In November of 1947 a fleet exercise took her north of the Arctic Circle near Labrador. The following January she was designated a radar picket submarine and her hull classification was changed from SS to SSR. Toward the end of the ‘40s Spinax underwent major changes to her structure and equipment, emerging with radar picket destroyer capabilities; after which she was deployed to the Mediterranean Sea as the first postwar submarine unit of the Sixth Fleet. After this deployment she returned to New London where she was assigned to Submarine Squadron 6 and conducted operations along the east coast until she was deployed to the Sixth Fleet for a second time.
Throughout the 1950s Spinax made several tours across the waters off the west coast, as well as an extended tour in the Far East. She operated with the Seventh Fleet for a time, visiting the Philippines, Hong Kong, Formosa, and Japan before returning to San Diego May 7, 1955. Spinax underwent more changes resulting from an emphasis on antisubmarine warfare, thus converting her to a Fleet Snorkel submarine. These modifications included changes to her sonar and hull, as well as instillation of fire control equipment.

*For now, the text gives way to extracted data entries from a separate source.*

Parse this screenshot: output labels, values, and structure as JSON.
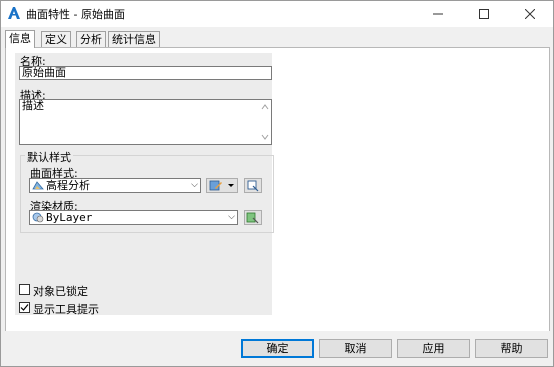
{
  "window": {
    "title": "曲面特性 - 原始曲面"
  },
  "tabs": [
    {
      "label": "信息"
    },
    {
      "label": "定义"
    },
    {
      "label": "分析"
    },
    {
      "label": "统计信息"
    }
  ],
  "info": {
    "name_label": "名称:",
    "name_value": "原始曲面",
    "desc_label": "描述:",
    "desc_value": "描述",
    "default_styles_label": "默认样式",
    "surface_style_label": "曲面样式:",
    "surface_style_value": "高程分析",
    "render_material_label": "渲染材质:",
    "render_material_value": "ByLayer",
    "object_locked_label": "对象已锁定",
    "object_locked_checked": false,
    "show_tooltips_label": "显示工具提示",
    "show_tooltips_checked": true
  },
  "buttons": {
    "ok": "确定",
    "cancel": "取消",
    "apply": "应用",
    "help": "帮助"
  },
  "icons": {
    "app": "autocad-civil-icon",
    "minimize": "minimize-icon",
    "maximize": "maximize-icon",
    "close": "close-icon"
  },
  "colors": {
    "accent": "#0078d7",
    "app_icon": "#1a73c8"
  }
}
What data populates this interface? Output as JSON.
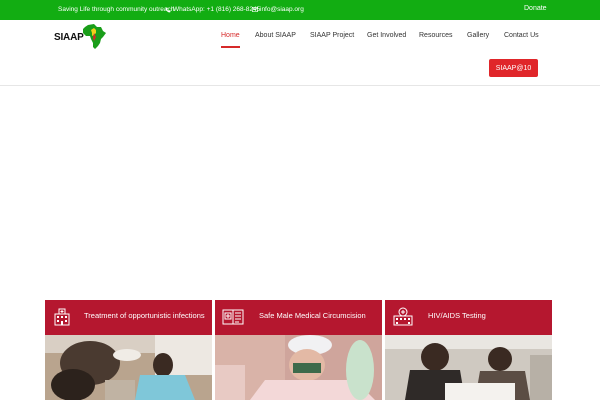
{
  "topbar": {
    "tagline": "Saving Life through community outreach",
    "whatsapp": "WhatsApp: +1 (816) 268-8245",
    "email": "info@siaap.org",
    "donate": "Donate",
    "icons": [
      "phone-icon",
      "mail-icon"
    ]
  },
  "logo": {
    "text": "SIAAP"
  },
  "nav": {
    "items": [
      "Home",
      "About SIAAP",
      "SIAAP Project",
      "Get Involved",
      "Resources",
      "Gallery",
      "Contact Us"
    ],
    "active": "Home",
    "cta": "SIAAP@10"
  },
  "cards": [
    {
      "title": "Treatment of opportunistic infections",
      "icon": "hospital-icon"
    },
    {
      "title": "Safe Male Medical Circumcision",
      "icon": "medical-book-icon"
    },
    {
      "title": "HIV/AIDS Testing",
      "icon": "clinic-icon"
    }
  ],
  "colors": {
    "topbar_green": "#12ad12",
    "accent_red": "#e0262a",
    "card_red": "#b5172f"
  }
}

Final Tours and Decommissioning
During the 1960s USS Spinax completed a tour in the western pacific with the Seventh Fleet, along with four deployments in the Far East. She returned to Mare Island in August 1969 and a month later was declared unfit for further service. She was decommissioned and struck from the Naval Vessel Register on October 11, 1969, after which her hulk was sold to Zidell Explorations, Incorporated, and scrapped on June 13, 1972.
Asbestos in Navy Ships
Although an essential component of the naval fleet, especially throughout conflicts of the last century, submarines also pose a lasting health risk to soldiers serving on them. However, these risks extend beyond the inherent dangers that existed while operating the vessels during military conflicts. Unfortunately, products containing asbestos were also common aboard submarines because of the material’s high resistance to heat and fire. Despite its value as an insulator, asbestos fiber intake can lead to several serious health consequences, includingÂ mesothelioma, a devastating cancer without cure. Furthermore, the enclosed environment of submarines put servicemen at an even higher risk of exposure. Current and former military personnel who came into contact with or served on submarines should seek immediate medical attention in order to detect possible health consequences associated with asbestos exposure.